This past week I was at a conference entitled ‘Advances in Systems and Synthetic Biology’ in Strasbourg. The first talk was by Albert Goldbeter and anyone who has read many of the posts on my blog will realize that I went there with high expectations. I was not disappointed. It was a broad talk with the main examples being glycolysis, circadian rhythms and the cell cycle. A lot of the things he talked about were already rather familiar. It was nevertheless rewarding to hear the inside story. There were also enough themes in the talk which were quite new to me. For instance he mentioned that oscillations have been observed in red blood cells, where transcription is ruled out. I enjoyed listening to him, perhaps even more than I did reading his book. Another talk on Monday was by Jacques Demongeot. I am sure that he is a brilliant, versatile and highly knowledgeable person. Unfortunately he made no concessions in his talk for the benefit of non-experts. He jumped into the talk without saying where it was going and I did not have the background knowledge to be able to supply that information on my own. I felt as if I was flattened by a blast wave of information and unfortunately I understood essentially nothing.
The first talk on Tuesday was by Nicolas Le Novère and it had to do with engineering-type approaches to molecular biology. This is very far from my world but gave me some fascinating glimpses as to how this kind of thing works. Incidentally, I found out that Le Novère has a blog with a number of contributions which I found enlightening. The next talk was by François Fages and was focussed on computer science issues. It nevertheless contained more than one aspect which I found very interesting. At this point I should give some background. There are influential ideas on the relation of feedback loops to the qualitative behaviour of the solutions of dynamical systems due to René Thomas. They have been developed over many years by several people and a number of them are at this conference (El Houssine Snoussi, Marcelle Kaufman, Jacques Demongeot) and today I attended a tutorial held by Gilles Bernot on related themes. The basic idea is ‘positive feedback loops are necessary for bistability, negative feedback loops for periodic solutions’. I will not get into this more deeply here but I will just mention that some of the conjectures of Thomas have been made into theorems over the years. For instance a rather definitive version of the result on multistability was proved by Christophe Soulé. In his talk Fages mentioned a recent generalization of this result due to Sylvain Soliman. In the past I had the suspicion that the interest of the conjectures of Thomas was severely limited by the fact that the hypotheses rule out certain configurations which are very widespread in reaction networks of practical importance. It seemed to me that Fages made exactly this point and was saying that the improved results of Soliman overcome this difficulty. I must go into the matter in more detail as soon as I have time. Another point mentioned in the talk was an automated way to find siphons. This is a concept in reaction networks which I should know more about and I have the impression that in a couple of cases I have discovered these objects in examples without realizing that they were instances of this general concept.

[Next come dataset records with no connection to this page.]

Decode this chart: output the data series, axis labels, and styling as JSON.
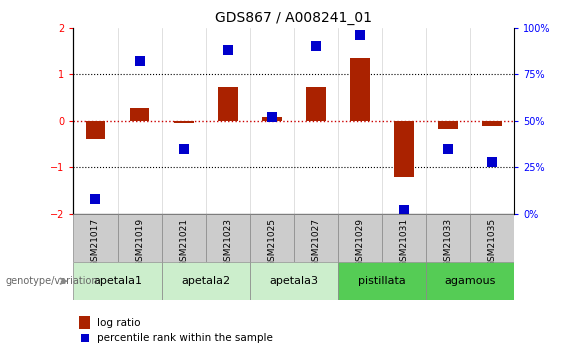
{
  "title": "GDS867 / A008241_01",
  "samples": [
    "GSM21017",
    "GSM21019",
    "GSM21021",
    "GSM21023",
    "GSM21025",
    "GSM21027",
    "GSM21029",
    "GSM21031",
    "GSM21033",
    "GSM21035"
  ],
  "log_ratio": [
    -0.4,
    0.28,
    -0.05,
    0.72,
    0.08,
    0.72,
    1.35,
    -1.2,
    -0.18,
    -0.12
  ],
  "percentile": [
    8,
    82,
    35,
    88,
    52,
    90,
    96,
    2,
    35,
    28
  ],
  "groups": [
    {
      "label": "apetala1",
      "start": 0,
      "end": 2,
      "color": "#cceecc"
    },
    {
      "label": "apetala2",
      "start": 2,
      "end": 4,
      "color": "#cceecc"
    },
    {
      "label": "apetala3",
      "start": 4,
      "end": 6,
      "color": "#cceecc"
    },
    {
      "label": "pistillata",
      "start": 6,
      "end": 8,
      "color": "#55cc55"
    },
    {
      "label": "agamous",
      "start": 8,
      "end": 10,
      "color": "#55cc55"
    }
  ],
  "bar_color": "#aa2200",
  "dot_color": "#0000cc",
  "ylim_left": [
    -2,
    2
  ],
  "ylim_right": [
    0,
    100
  ],
  "yticks_left": [
    -2,
    -1,
    0,
    1,
    2
  ],
  "yticks_right": [
    0,
    25,
    50,
    75,
    100
  ],
  "ytick_labels_right": [
    "0%",
    "25%",
    "50%",
    "75%",
    "100%"
  ],
  "hline_color": "#cc0000",
  "bar_width": 0.45,
  "dot_size": 45,
  "genotype_label": "genotype/variation",
  "legend_bar_label": "log ratio",
  "legend_dot_label": "percentile rank within the sample",
  "title_fontsize": 10,
  "tick_fontsize": 7,
  "sample_fontsize": 6.5,
  "group_fontsize": 8,
  "legend_fontsize": 7.5
}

On Wednesday there was an extended presentation by Oliver Ebenhöh. One speaker had cancelled and Oliver extended his presentation to fill the resulting extra time. I felt that listening to the presentation was time well spent and I did not feel my attention waning. He explained many things related to plant science and, in particular, the use of starch by plants. One key topic was the way in which a particular enzyme acts on chains of glucose monomers (generalization of maltose, which is the case of two units). It creates a kind of maximal entropy distribution of different lengths. The talk presented both a theoretical analysis and precise experimental results. The theoretical part involved an application of elementary thermodynamic ideas. I liked this and it brought me to a realization about my relation to physics. In the past I have been exposed to too much theoretical physics of a very pure kind, remote from applications to phenomena close to everyday life. It was refreshing to see basic physical ideas being applied in a down to earth way to the analysis of real experiments, in this case in biology.

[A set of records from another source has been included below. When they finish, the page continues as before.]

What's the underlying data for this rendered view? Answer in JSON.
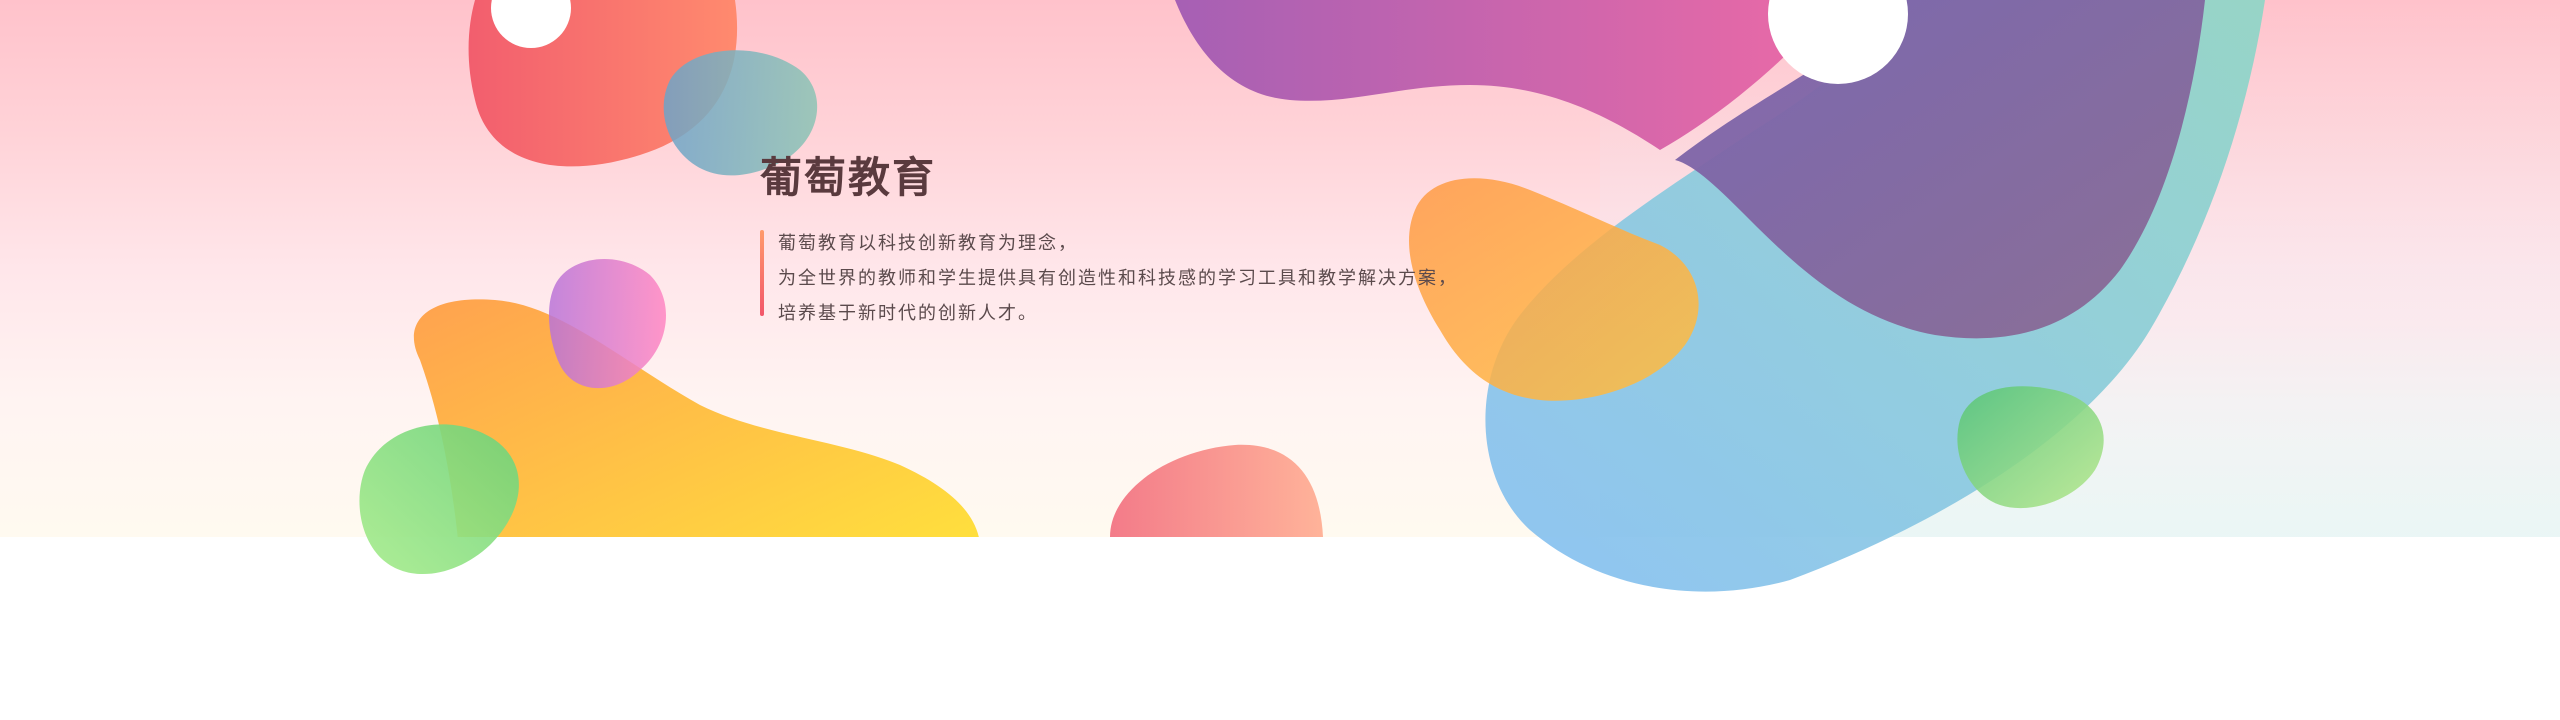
{
  "brand": {
    "title": "葡萄教育"
  },
  "description": {
    "lines": [
      "葡萄教育以科技创新教育为理念，",
      "为全世界的教师和学生提供具有创造性和科技感的学习工具和教学解决方案，",
      "培养基于新时代的创新人才。"
    ]
  },
  "colors": {
    "banner_top": "#ffc2cb",
    "banner_bottom": "#fffaf0",
    "title": "#5a3a3e",
    "text": "#5b4a4c",
    "accent_bar_top": "#ff9a6b",
    "accent_bar_bottom": "#f2566a"
  },
  "decorations": [
    "red-blob",
    "teal-blob",
    "white-circle-left",
    "orange-yellow-blob",
    "pink-purple-blob",
    "green-blob-left",
    "coral-blob-bottom",
    "purple-pink-blob",
    "white-circle-right",
    "teal-blue-blob",
    "violet-blob",
    "orange-blob-right",
    "green-blob-right"
  ]
}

In his talk on Thursday Joel Bader talked about his work on engineering yeast in such a way as to find out which combinations of genes are essential for survival. The aim is to look for a kind of minimal genome within yeast. One of the techniques of gathering information is to do a random recombination using a Cre-Lox system and looking to see which of the mutants produced are viable. The analysis of these experiments leads to consideration of self-avoiding or non-self-avoiding random walks and at this point I had a strange feeling of deja vu. A few weeks ago I gave a talk in the Hausdorff colloquium in Bonn. In this event two speakers are invited on one afternoon and their themes are not necessarily correlated. On the day I was there the other speaker was Hugo Duminil-Copin and he was talking about self-avoiding random walks, a topic which I knew very little about. Now I was faced with (at least superficially) similar ideas in the context of DNA recombination. At the end of his talk Bader spent a few minutes on a quite different topic, namely bistability in the state of M. tuberculosis. I would have liked to have heard more about that. He is collaborating on this together with Denise Kirschner whose work on modelling tuberculosis I have discussed in a previous post.
This meeting had the advantages of relatively small conferences (in this case of the order of 50 participants) and has served the purpose of opening new perspectives for me.